Segment / Geographic Mix (if disclosed at note level)

The company operates as a single operating segment (streaming business). The CODM uses consolidated net loss as the measure of segment profitability. Geographic revenue for the three months ended December 31, 2025 was: United States $1,537.6 million and Rest of world $11.1 million, totaling $1,548.7 million. Related party revenue (from Hulu) was $1,160.4 million, representing 74.9% of total revenue.
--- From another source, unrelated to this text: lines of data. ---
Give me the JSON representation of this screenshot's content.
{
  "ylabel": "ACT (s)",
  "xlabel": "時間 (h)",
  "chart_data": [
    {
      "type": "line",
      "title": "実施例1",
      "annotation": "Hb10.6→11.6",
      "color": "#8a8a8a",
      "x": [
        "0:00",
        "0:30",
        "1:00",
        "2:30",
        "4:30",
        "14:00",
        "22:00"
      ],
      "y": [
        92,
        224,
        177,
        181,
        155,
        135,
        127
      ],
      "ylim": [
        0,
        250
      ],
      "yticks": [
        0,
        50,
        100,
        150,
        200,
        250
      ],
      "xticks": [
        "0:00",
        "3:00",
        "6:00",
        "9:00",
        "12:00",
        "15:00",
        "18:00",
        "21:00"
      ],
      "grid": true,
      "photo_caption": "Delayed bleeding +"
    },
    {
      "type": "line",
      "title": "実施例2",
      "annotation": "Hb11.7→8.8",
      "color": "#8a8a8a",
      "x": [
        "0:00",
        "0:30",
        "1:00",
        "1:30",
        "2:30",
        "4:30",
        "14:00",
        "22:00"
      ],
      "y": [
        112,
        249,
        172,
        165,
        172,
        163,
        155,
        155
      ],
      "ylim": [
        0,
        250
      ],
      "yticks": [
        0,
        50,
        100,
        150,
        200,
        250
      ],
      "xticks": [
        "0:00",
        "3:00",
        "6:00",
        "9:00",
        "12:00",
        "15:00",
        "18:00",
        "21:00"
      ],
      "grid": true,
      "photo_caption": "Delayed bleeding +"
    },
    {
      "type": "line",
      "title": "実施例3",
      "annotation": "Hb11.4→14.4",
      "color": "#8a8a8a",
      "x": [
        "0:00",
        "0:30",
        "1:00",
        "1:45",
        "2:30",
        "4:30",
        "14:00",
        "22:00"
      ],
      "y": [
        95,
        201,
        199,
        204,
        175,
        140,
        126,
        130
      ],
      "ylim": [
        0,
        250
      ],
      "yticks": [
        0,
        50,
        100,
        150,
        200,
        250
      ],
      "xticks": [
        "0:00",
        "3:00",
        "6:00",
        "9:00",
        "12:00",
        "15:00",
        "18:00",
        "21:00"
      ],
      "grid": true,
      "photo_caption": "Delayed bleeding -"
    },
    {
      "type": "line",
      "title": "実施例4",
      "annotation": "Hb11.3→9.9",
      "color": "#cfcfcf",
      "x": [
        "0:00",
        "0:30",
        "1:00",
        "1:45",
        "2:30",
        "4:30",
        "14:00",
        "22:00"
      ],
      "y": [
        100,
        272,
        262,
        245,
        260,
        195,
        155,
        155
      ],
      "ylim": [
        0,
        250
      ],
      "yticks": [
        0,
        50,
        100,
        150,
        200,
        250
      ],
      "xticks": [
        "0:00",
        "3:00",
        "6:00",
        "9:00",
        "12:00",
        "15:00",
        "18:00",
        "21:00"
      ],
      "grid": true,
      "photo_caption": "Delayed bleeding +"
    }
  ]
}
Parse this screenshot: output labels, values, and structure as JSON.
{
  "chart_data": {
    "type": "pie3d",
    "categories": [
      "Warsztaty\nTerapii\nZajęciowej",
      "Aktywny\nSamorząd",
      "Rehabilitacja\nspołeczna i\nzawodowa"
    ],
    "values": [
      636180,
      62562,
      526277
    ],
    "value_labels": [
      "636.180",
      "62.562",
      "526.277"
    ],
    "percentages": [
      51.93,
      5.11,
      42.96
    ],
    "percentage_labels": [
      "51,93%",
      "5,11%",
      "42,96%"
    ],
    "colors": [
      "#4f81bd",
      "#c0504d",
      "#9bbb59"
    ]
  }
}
Subscription and advertising revenue (third-party) was $383.8 million, with $377.9 million from North America and $5.8 million from rest of world.

Cash Flow Quality

Cash Flow Quality

Net loss improved to -$19.1M from -$38.6M, yet operating cash flow deteriorated dramatically to -$200.3M. The divergence is driven by a massive $398.9M increase in accounts receivable and a $184.1M increase in accrued expenses (which boosted CFO positively). The net effect was a large cash outflow, indicating weak cash conversion. Capex of $3.7M remains low relative to revenue (not disclosed), suggesting minimal reinvestment. Free cash flow (not stated) would be deeply negative. Investing activities benefited from $268.1M net cash acquired in the Disney/Hulu business combination, masking underlying outflows. Financing provided $394.5M, largely from Disney contributions pre-combination ($394.5M). Overall, cash flow quality is poor, with significant reliance on external financing and acquisition-related inflows to offset operating burn.